We’ve clearly clarified that the Elon-Trump feud is real. I assume you’ve seen or heard about the back-and-forth social media salvos in which Trump has threatened to terminate Musk’s companies’ contracts. Musk has claimed responsibility for Trump’s election and claims Trump is in the “Epstein Files.”
Musk has now at least shown that he’s serious about this, not just whining about the “Big, Beautiful Bill” which the White House and the Hill mainly didn’t care about. This is a truly sui generis situation in the sweep of American history, in large part because we’ve never had a U.S. President who is governing in the way Donald Trump is or willing to do the things he’s willing to do. We’ve also not really — though here history’s analogs are less certain — had a plutocrat with Musk’s scale of wealth and hold over multiple critical industries. There are even fun side questions: who gets custody of Katie Miller? (Google it.)
So with all that said, I don’t pretend to know where this will go. But there are a few things that are clear. The first is that Trump’s threat to cancel Musk’s contracts is no joke. The irony of Musk’s libertarian anti-government song and dance has always been that his fortune and his empire are profoundly dependent on the U.S. government. Now that matters more than just a tweak from Dems saying he couldn’t have done it without U.S. government spending. An additional wrinkle to that part of the story is that the U.S. government is actually not in any position to cut off SpaceX. The U.S. government is now deeply, deeply dependent on SpaceX as its go-to near earth orbit launch service. There’s no alternative in the short and probably medium term. That’s precisely why the situation with SpaceX has always been such a dangerous one. There’s no alternative. The options the U.S. government has are some kind of expropriation or nationalization. Where that goes I don’t know. But I’m on very strong ground when I say that the U.S. government does not have a current option for delivering things to orbit at the volume and regularity SpaceX provides.

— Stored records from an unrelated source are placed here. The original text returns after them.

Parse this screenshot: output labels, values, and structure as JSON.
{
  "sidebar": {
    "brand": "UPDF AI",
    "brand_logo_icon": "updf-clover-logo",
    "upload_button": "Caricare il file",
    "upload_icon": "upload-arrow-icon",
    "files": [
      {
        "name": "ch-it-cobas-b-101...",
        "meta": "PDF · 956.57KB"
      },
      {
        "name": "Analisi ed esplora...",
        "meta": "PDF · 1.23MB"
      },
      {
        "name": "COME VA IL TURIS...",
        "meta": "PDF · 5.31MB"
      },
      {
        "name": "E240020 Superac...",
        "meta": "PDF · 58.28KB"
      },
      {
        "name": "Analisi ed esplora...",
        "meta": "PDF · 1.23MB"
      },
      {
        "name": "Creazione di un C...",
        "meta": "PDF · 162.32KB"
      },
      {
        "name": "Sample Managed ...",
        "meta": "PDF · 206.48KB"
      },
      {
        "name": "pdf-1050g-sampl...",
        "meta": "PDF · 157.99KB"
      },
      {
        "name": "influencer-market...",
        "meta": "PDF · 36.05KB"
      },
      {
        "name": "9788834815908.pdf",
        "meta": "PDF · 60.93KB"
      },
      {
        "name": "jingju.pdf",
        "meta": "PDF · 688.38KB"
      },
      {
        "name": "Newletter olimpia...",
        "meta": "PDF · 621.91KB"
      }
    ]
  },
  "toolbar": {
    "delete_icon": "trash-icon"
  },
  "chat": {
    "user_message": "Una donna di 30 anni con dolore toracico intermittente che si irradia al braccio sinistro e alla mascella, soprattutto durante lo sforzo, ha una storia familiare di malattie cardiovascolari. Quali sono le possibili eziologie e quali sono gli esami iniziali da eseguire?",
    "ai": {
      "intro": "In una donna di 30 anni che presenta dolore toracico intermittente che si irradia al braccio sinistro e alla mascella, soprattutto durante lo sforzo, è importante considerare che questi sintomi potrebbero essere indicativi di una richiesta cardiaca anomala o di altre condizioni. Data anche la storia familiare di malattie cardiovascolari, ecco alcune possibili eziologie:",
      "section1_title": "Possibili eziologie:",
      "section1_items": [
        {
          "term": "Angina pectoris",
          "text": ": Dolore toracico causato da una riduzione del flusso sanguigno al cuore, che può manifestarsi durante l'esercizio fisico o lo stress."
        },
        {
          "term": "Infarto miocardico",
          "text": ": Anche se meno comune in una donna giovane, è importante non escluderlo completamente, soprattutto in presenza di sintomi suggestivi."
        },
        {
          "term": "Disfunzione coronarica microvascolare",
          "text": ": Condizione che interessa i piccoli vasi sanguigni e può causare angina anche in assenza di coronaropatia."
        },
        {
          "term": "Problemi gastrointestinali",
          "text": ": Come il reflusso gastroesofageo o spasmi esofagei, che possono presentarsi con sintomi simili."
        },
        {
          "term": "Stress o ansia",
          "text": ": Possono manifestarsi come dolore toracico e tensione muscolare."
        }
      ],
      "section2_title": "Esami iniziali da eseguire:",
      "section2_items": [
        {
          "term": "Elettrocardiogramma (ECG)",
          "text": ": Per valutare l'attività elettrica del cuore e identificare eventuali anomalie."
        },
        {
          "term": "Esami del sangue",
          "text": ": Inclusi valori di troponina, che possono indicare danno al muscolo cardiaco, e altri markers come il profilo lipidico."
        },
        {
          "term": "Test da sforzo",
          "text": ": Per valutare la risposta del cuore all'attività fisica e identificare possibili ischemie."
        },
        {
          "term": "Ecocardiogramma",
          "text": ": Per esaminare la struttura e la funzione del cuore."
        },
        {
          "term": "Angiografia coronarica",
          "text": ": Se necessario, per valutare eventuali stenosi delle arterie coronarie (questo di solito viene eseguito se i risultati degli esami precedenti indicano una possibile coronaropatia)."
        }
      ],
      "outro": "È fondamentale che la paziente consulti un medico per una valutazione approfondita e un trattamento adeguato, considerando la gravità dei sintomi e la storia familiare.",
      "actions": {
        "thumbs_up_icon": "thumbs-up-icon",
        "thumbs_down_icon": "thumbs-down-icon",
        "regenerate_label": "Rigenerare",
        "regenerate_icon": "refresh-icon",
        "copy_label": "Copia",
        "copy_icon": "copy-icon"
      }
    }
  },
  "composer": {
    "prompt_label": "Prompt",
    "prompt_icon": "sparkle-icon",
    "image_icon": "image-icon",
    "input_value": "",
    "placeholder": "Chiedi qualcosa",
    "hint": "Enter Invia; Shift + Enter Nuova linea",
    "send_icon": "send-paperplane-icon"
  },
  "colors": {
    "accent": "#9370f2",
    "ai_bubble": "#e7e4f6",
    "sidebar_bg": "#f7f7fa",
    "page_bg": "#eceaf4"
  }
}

My overall sense is that Trump just has more cards than Musk does, even with his vast wealth and the communications platform of Twitter (X). And a big part of that is Musk’s dependence on the U.S. government as a central customer, certainly for SpaceX. Tesla isn’t selling to the U.S. government mostly, but it’s heavily reliant on regulations giving preferment to electric vehicles. To the extent Musk has already destroyed his brand for its target market (affluent liberals) in the U.S., he’s also highly dependent on U.S. trade policy.
It’s not entirely clear to me that Musk has many cards to play, as I noted earlier. He’s stuck out on the rightward fringe of the U.S. political spectrum when the transgressive, racist-nationalist, give-all-the-money-to-the-billionaires lane is entirely occupied by Donald Trump. A TPM Reader mentioned to me earlier that he thought people were underestimating how badly that New York Times drug story had damaged Musk. And I think he was right. I think that’s a big part of why Musk has looked weak and hapless in recent days.
Everyone knew that Musk took drugs. It’s actually part of his brand, part of the transgressive bro-culture thing. But there’s drugs and there’s drugs. The Times piece was about a middle-aged guy on an out of control tear, one drug to the next, cycling between eating binges and Wegovy, doing so much ketamine he was causing himself possibly permanent bladder damage. That’s not the billionaire smoking a joint live on a podcast. That’s “behind the music,” final act of Goodfellas kind of stuff. It doesn’t look strong or in control at all.
And yet for all of this, while I don’t think Musk can beat Donald Trump, he could still make a lot of trouble for him if he’s smart about it (a very open question) and willing to sustain a ton of damage to himself — perhaps even existential damage — in the process. We want to remember that Musk was at the heart of a vast criminal enterprise — with more criminal conduct than we likely even can imagine — in the form of DOGE. Mobilizing that against Trump is obviously a pretty tall order since Musk is implicated and did all of it. But that’s a lot of dirty laundry, a lot of legal vulnerability. And it goes way beyond DOGE. Musk isn’t in any position to criticize Trump for many of the things Democrats despise him for. But there’s a lot of criminal conduct he can hit him on. And this may be Trump’s greatest vulnerability: there’s a lot of stuff Trump is doing, hidden and in plain sight, that is not at all popular. Musk has the ability to spotlight it. He could probably make Trump’s crypto-bribery system, now in the open and yet mostly ignored, into something everyone in the country knows about. In fact, these two guys could both do so much damage to each other that I would not rule out the possibility that sometime this weekend we hear they made up and the whole thing is over. I’m not predicting that. I’m simply saying that the possibility of mutual destruction, or massive damage, is so great I don’t think we can rule it out.
The simple fact is that having a crazy man in your house is never good if it’s your house. So the more fighting, the worse it is for Trump’s political power in the U.S., even if Musk suffers even more damage. In other words, enjoy the show. It’s all good for the purposes of the future of the American republic.